The Flying Flea played a different but just as vital role on D-Day, the largest amphibious invasion in history. As the Allies fought to establish a beachhead in Normandy, Northern France, in preparation for the invasion of German-occupied Western Europe, hundreds of Flying Fleas and James ML motorcycles streamed from landing craft on to the beaches.
Speaking about the Flying Flea’s role during the D-Day operation, Gordon May, Royal Enfield historian, says, “The ramp would touch down and out would come the motorcycles. They were used as a means of rounding up troops and getting them forward, and also accompanying troops much as a convoy escort rider would have done.”
D-Day’s commanding officers later praised the lightweight motorcycles and their riders, known as ‘beachmasters’, for their part in the landings’ success. Conceived as a tribute to the Flying Flea and Royal Enfield’s military heritage, the Classic 500 Pegasus is a chance to own a piece of motorcycle history. Just 1,000 units will be made available: 190 on sale in UK and 810 for the rest of the world.
To celebrate the Flea and reveal its fascinating untold tale, Royal Enfield officially teamed up with the British Army’s Parachute Regiment. Mark Wells, Royal Enfield’s Head of Global Product Strategy and Industrial Design explains: “It was really important to work closely with the Ministry of Defence, so we approached the Parachute Regiment about 18 months ago and said we’d like work together on a project and the collaboration has been great. These new Classic 500 Pegasus motorcycles encapsulate a lot of the history and legacy of Royal Enfield. This is something only Royal Enfield could have done. Many brands have military motorcycles in their past but only Royal Enfield has the Flying Flea.”

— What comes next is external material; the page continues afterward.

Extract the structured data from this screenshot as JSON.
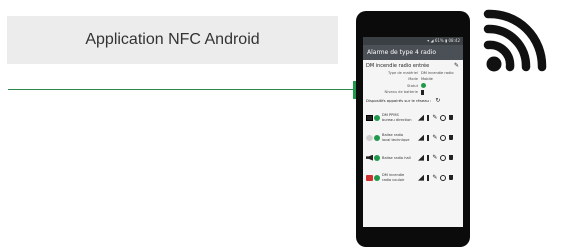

Each of the 1,000 new Classic 500 Pegasus motorcycles wears a maroon and blue Pegasus emblem – the official Parachute Regiment insignia – on the fuel tank along with an individual stenciled serial number. The famous Royal Enfield ‘Made Like a Gun’ decal on the battery box is another reminder of the machine’s heritage. The Pegasus motorcycles’ markings are based on a genuine World War Two Flying Flea used by the 250th (Airborne) Light Company, now in Royal Enfield’s official collection at the company’s UK Technology Centre. The new motorcycles will be painted in the wartime colours of Service Brown and Olive Drab Green, except in India, where only Service Brown will be available.

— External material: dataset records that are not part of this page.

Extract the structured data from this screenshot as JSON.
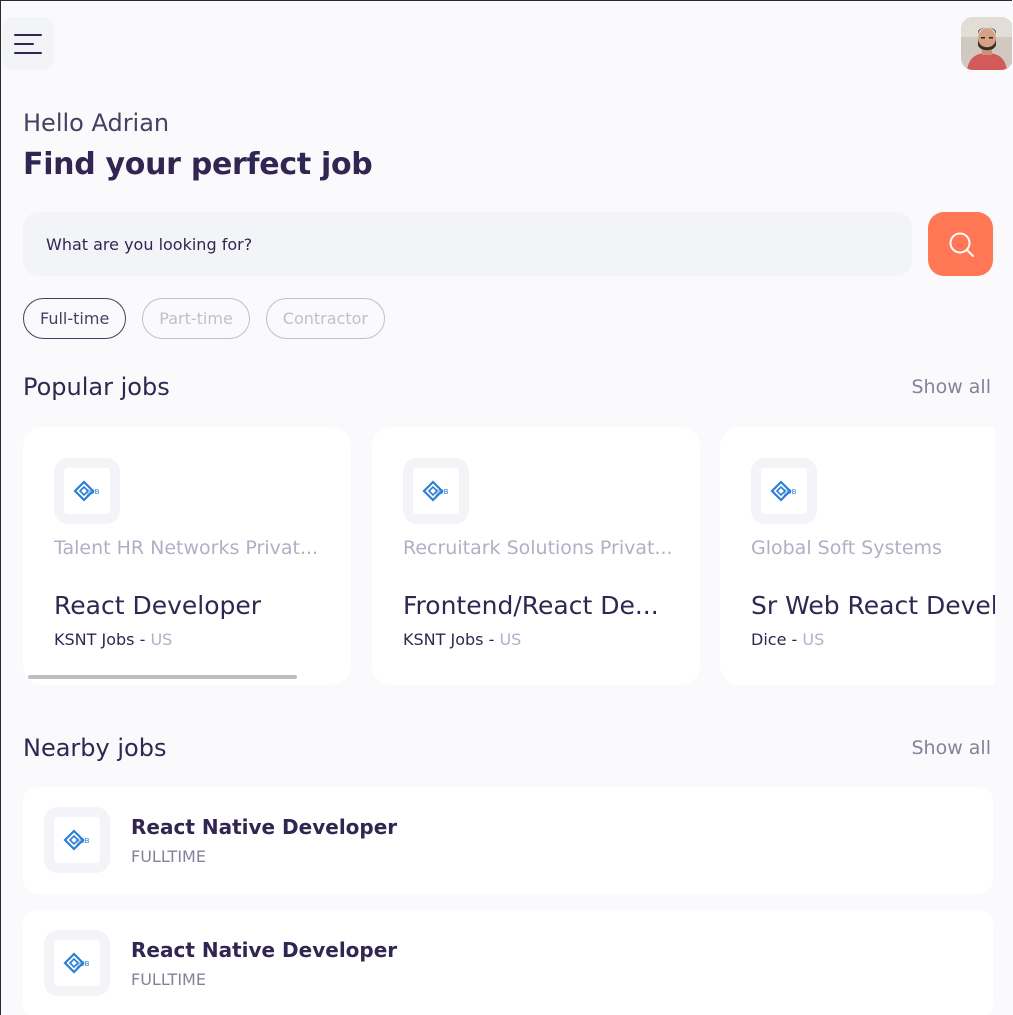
{
  "header": {
    "menu_icon": "hamburger-menu-icon",
    "avatar_icon": "user-profile-photo"
  },
  "welcome": {
    "greeting": "Hello Adrian",
    "headline": "Find your perfect job"
  },
  "search": {
    "placeholder": "What are you looking for?",
    "button_icon": "search-icon",
    "accent_color": "#FF7754"
  },
  "job_types": [
    {
      "label": "Full-time",
      "active": true
    },
    {
      "label": "Part-time",
      "active": false
    },
    {
      "label": "Contractor",
      "active": false
    }
  ],
  "popular": {
    "title": "Popular jobs",
    "show_all": "Show all",
    "jobs": [
      {
        "company": "Talent HR Networks Privat...",
        "title": "React Developer",
        "publisher": "KSNT Jobs",
        "separator": " - ",
        "country": "US",
        "logo": "job-logo-icon"
      },
      {
        "company": "Recruitark Solutions Privat...",
        "title": "Frontend/React De...",
        "publisher": "KSNT Jobs",
        "separator": " - ",
        "country": "US",
        "logo": "job-logo-icon"
      },
      {
        "company": "Global Soft Systems",
        "title": "Sr Web React Devel",
        "publisher": "Dice",
        "separator": " - ",
        "country": "US",
        "logo": "job-logo-icon"
      }
    ]
  },
  "nearby": {
    "title": "Nearby jobs",
    "show_all": "Show all",
    "jobs": [
      {
        "title": "React Native Developer",
        "type": "FULLTIME",
        "logo": "job-logo-icon"
      },
      {
        "title": "React Native Developer",
        "type": "FULLTIME",
        "logo": "job-logo-icon"
      }
    ]
  }
}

An array of gear, inspired by this decorated motorcycling legacy, will also be available. Ranging from shirts, t-shirts and caps, to lapel pins, bags and helmets, the limited-production apparels and accessories of this collection are also adorned by the official military insignia and the Pegasus emblem.
Each of these highly desirable limited-edition motorcycles comes with a bespoke set of military-style canvas panniers bearing the Pegasus logo. Each motorcycle will have authentic markings of military motorcycles, including brown handlebar grips, a leather strap with brass buckles across the air filter, blacked out silencers, rims, kickstart, pedals and headlight bezel to complete the period look. In addition, consumers can also buy a range of Genuine Motorcycle Accessories that are compatible with the motorcycle.